David Suchet is best known for his portrayal of Agatha Christie's Hercule Poirot playing the diminutive Belgian detective in all 74 Poirot episodes on television over a period of 25 years.
But there is more than Poirot to his 50-year career. He has been a stalwart of the Royal Shakespeare Company since the early 1970s, he has been directed by Pinter on the stage, won an Emmy playing Robert Maxwell in a TV portrayal and is currently playing lead in Arthur Miller's play The Price on the West End.
His career started in repertory theatre in the UK where he soon made his mark playing heavies, he told Kim Hill his stocky physique and deep voice were an early advantage.

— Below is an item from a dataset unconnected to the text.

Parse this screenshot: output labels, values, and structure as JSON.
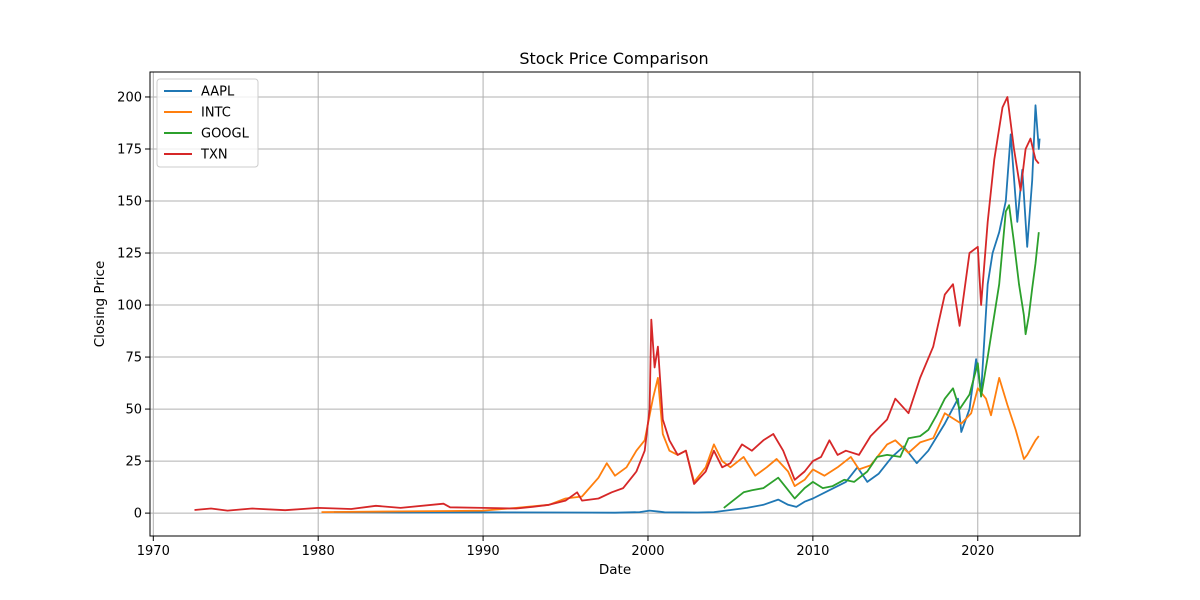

“I was playing middle-aged parts from the get go in a way, I never played young people because in Repertory Theatre you do a play every 10 days, a play every two weeks, and I was always playing the heavy characters, actually that stood me in very good stead for my career because I was playing big leading heavy roles in my early 20s and I became the youngest professional Shylock in the British professional theatre.”
And it was a growing career in theatre that occupied him for the next ten years. It was as an itinerant actor that he met his wife of 50 years, Shelia Ferris, and they came up with an unusual way of traversing the UK.

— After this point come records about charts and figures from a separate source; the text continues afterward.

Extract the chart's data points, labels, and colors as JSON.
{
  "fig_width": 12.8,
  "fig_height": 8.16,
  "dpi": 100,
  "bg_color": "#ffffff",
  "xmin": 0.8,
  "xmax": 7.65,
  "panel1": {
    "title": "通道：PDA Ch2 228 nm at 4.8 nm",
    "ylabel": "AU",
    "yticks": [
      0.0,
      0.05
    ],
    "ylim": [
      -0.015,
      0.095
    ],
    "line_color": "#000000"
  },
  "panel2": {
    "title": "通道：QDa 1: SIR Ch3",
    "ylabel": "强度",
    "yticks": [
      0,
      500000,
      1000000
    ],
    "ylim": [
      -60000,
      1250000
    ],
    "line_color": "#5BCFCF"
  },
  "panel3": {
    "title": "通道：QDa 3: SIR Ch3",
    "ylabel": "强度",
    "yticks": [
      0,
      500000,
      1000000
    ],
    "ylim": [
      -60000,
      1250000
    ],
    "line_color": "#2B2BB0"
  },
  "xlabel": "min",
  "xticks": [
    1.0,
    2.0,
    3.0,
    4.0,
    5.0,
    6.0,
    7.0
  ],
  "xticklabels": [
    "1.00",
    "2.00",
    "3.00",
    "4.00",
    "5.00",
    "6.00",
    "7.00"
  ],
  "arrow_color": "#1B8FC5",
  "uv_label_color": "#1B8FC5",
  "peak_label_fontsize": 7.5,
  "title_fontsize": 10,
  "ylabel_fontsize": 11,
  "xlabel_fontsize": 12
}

“Sheila and I decided that we'd had enough of theatre digs, at that time, I was in the Royal Shakespeare Company I joined that company in 1973.

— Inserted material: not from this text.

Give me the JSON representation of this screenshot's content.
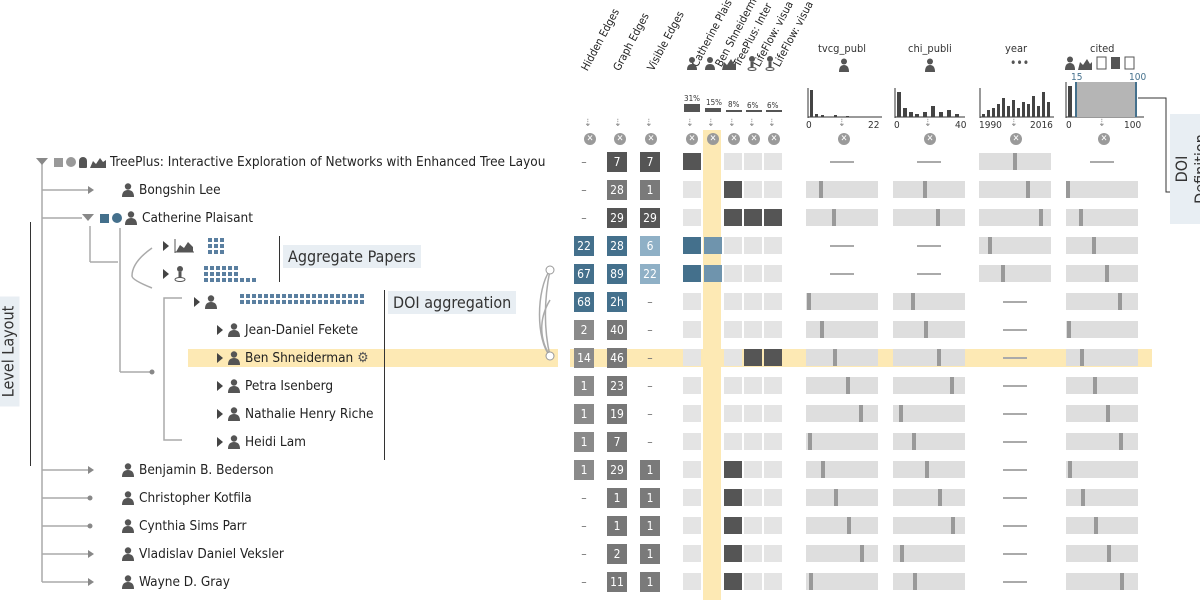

“We were so sick of theatre digs and having to put money in machines to get electricity or gas that we decided to have built a narrow boat.”
It cost him the princely sum of 4000 pounds to build he says, but it served as their home and their means of transport.
“The canal system in England is extraordinary, it goes through all the industrial towns and cities, that in fact there's more canal miles in Birmingham, than there are in the whole of Venice.
“And we used to literally go from rep-to-rep where we were working …and we would make this our home and carry it with us. And it was very romantic.”
In the late 1980s he was offered the role of Hercule Poirot and he says Agatha Christie’s daughter, Rosalind Hicks, had very particular advice about how the Belgian detective should be played.
“I was taken out by Rosalind Hicks and her husband for lunch, when I was cast as Poirot and both of them grilled me over lunch about the way not to play Poirot as far as the Agatha Christie estate was concerned, and why they wanted me to play it.
“I was looked at by Rosalind Hicks … and she said quite severely we do not want you to play Hercule Poirot in a comedic way at all. We will allow your audience to smile with him, but never laugh at him.”
Subsequently Suchet became something of a guardian to Christie’s creation, he says.
“Well, I have to say that I became famously in England at the time the defender of Poirot, because we would have directors coming in that wanted to change this and change that. And the odd the designer that wanted to do this and do that, and I would put my foot down, knowing that I had the estates backing, Agatha Christie estate’s backing, I wanted him to stay the same. I wanted the quality of the programs to stay the same. I wanted the quality of the writing to stay the same, and apparently I was not always that easy to work with because I would be the defender of him and everything around him.”
Suchet has played many villains, and he says no matter who the character he must find some point of empathy with them.
“When I was playing a terrorist in Executive Decision on an airplane, wanting the airplane to blow up, I had to find the justification for himself, that particular character, to do that from his religious perspective and felt that he was doing honour to God by doing it. I have to find those reasons. Otherwise you can't play them.”
He found the key to playing Iago in Othello when he rewrote the play without Shakespeare’s malevolent character.
“Iago is the biggest mass murderer in the whole of Shakespeare. How do you play that villain? Many intellectual writers will say with motiveless malignity. You can't play that, you have to play a psychopath, and he wouldn't know he was a psychopath,” Suchet says.
“I wrote an essay about the play, I wrote the play again, without Iago in it and I realised that by taking Iago out of the play no-one was jealous.”
Shakespeare regarded jealousy as a disease, Suchet says.
“Indeed, everybody that Iago touches in that play catches the disease of jealousy.”
This approach serves him well with every character he plays, he says.
“I take them out of the play to see what is missing, rather than say, ‘how do I play this role?’ I say, ‘why was he written?’
“And I can only do that by removing and it's like cooking really, you say what's missing? What do we need here? A bit of spice, a bit of salt and pepper etc, etc.
“So that's what I now do with my plays, I take them out and that way I know I'm serving my writer as well.”
This kind of immersion in character comes with risks, he says.
“I was playing Timon in Timon of Athens when somebody, a dear friend of mine who’s a psychologist, came backstage and said I was still in character.
“And he gave me a way of getting out of character so that I wouldn't bring characters out of the theatre with me into my real life, and he made me repeat in front of the mirror lots of personal details about myself, including silly things like telephone numbers and addresses and my children's date of birth, to bring me out of the character and back to myself.”
David Suchet is coming to Christchurch, Wellington and Auckland early next year with his live stage show Poirot And More: a Retrospective.